Isto deve ser comparando o custo de um trabalhador industrial alemäo com uma gestor intermédio português. Só pode.

Ou entäo, a ser isto 2ve5r68d/*ade assim que os alemäes virem isto, seremos invadidos!!!

Cantas bem...

Alexandre Abreu disse...

Comentei em: http://ladroesdebicicletas.blogspot.com/2011/05/dislexia-nao-e-bem-esse-o-lado-esquerdo.html
Abraços!

Galico-Duriense disse...

Ora bem... mais meia hora por dia de trabalho... passo a trabalhar 63 horas por semana... é bem... Pagam-me 40... 23 são para o patrão...

Vê-se logo que viveis num mundo à parte...

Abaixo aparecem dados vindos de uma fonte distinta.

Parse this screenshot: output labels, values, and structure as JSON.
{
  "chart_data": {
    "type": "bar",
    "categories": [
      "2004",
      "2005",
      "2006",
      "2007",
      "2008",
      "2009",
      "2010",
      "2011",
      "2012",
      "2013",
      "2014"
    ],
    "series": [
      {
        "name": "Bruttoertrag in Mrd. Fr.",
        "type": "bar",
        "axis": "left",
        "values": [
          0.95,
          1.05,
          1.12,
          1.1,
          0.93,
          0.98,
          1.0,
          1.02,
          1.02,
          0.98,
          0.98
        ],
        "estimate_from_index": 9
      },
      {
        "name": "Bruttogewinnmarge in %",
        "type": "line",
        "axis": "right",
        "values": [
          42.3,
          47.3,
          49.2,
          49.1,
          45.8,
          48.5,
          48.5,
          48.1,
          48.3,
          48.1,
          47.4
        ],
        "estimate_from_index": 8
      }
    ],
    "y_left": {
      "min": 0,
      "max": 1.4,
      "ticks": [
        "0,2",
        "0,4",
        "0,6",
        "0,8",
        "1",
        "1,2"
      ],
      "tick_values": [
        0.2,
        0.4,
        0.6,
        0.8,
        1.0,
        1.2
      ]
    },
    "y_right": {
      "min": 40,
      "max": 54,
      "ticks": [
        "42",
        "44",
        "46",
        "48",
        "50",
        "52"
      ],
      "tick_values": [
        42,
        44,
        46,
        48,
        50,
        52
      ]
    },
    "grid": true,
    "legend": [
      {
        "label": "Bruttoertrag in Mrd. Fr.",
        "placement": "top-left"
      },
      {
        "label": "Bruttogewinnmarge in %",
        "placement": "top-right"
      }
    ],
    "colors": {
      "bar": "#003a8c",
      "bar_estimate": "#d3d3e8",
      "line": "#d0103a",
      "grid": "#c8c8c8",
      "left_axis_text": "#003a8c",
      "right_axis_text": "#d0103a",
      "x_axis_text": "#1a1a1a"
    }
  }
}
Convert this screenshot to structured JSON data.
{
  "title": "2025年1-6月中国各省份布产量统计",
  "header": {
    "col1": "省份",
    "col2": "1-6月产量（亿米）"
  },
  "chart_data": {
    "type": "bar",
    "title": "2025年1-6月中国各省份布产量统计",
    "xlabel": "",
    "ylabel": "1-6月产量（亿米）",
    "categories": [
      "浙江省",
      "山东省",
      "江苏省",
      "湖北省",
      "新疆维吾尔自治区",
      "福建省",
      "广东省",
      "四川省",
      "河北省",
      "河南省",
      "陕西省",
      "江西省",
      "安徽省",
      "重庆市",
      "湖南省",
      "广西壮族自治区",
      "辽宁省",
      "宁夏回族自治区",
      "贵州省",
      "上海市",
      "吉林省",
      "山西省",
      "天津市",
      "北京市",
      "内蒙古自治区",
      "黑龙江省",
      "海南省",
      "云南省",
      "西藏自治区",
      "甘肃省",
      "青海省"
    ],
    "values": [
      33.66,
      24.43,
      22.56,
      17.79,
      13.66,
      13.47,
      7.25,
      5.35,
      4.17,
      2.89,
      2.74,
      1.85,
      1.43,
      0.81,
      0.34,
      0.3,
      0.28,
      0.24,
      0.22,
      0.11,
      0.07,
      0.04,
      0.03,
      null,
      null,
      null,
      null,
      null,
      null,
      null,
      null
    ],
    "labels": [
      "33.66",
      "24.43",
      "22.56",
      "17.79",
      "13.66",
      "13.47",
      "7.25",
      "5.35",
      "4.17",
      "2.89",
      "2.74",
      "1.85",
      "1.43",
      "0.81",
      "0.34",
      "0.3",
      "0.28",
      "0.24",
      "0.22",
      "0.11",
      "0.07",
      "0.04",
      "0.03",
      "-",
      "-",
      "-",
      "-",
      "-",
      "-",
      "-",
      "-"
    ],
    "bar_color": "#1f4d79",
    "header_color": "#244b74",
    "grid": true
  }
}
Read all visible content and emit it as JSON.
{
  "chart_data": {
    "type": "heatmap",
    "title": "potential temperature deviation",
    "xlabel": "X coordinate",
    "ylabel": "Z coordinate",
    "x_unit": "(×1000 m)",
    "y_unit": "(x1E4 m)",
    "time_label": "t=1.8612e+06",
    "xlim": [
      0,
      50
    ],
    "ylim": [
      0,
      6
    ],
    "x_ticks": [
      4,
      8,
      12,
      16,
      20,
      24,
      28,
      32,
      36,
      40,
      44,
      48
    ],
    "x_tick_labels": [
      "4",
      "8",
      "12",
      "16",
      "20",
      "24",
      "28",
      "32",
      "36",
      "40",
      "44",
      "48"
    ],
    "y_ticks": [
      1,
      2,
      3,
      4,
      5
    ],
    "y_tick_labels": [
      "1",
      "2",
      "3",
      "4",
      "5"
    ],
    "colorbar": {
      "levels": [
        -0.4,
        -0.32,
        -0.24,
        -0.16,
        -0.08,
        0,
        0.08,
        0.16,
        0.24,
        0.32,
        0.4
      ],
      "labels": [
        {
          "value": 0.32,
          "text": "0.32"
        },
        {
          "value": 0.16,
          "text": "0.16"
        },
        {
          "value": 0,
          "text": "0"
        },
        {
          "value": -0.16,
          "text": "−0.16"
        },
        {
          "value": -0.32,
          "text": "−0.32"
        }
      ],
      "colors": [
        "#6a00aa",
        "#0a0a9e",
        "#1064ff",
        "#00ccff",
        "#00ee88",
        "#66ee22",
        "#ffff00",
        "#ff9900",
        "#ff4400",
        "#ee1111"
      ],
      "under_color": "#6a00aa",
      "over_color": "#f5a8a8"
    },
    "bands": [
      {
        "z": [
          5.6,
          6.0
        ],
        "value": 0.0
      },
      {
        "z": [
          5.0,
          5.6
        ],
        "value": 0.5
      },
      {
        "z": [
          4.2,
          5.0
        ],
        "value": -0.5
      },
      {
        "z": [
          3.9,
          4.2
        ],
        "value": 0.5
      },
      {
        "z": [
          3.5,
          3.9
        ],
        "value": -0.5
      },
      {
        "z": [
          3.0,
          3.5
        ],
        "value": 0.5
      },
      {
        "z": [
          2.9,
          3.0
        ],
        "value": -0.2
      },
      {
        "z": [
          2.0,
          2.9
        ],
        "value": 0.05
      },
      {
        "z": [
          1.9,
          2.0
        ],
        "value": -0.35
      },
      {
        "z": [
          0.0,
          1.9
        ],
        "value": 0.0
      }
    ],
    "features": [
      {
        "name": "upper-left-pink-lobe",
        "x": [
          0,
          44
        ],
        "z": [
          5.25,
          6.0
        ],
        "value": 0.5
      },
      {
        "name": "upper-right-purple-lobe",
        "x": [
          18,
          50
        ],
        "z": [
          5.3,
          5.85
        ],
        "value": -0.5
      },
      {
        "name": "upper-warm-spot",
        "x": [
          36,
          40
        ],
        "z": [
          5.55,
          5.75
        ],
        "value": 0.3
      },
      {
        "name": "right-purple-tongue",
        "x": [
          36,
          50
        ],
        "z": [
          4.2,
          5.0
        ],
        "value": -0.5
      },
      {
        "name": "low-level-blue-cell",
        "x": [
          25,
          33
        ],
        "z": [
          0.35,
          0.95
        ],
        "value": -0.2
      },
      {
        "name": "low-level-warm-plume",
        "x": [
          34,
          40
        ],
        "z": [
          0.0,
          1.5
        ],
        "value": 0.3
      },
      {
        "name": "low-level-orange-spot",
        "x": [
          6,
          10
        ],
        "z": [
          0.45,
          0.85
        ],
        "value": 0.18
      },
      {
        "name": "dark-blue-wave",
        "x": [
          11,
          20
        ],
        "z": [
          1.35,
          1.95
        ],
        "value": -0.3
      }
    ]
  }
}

Tenho meses de 260 horas de trabalho, sempre, mas SEMPRE pago como horas normais... Eu e todos os da empresa (+ de 300). E quase todos os do sector (+ de 50 mil). E ainda queres que trabalhe mais meia hora por dia????
Vai a um shopping ou a um hiper e vai verificar as condições dos trabalhadores...

É como as férias... 25 dias qual quê pá??? Nunca faltei e nunca, mas nunca mesmo, gozei mais de 20 dias de férias...

O Vosso pais não existe... Ou melhor existe só a tua volta... Que os outros, os que trabalham, a esses não há leis que lhes valham. É a lei do mais forte e o resto é paleio de quem está bem.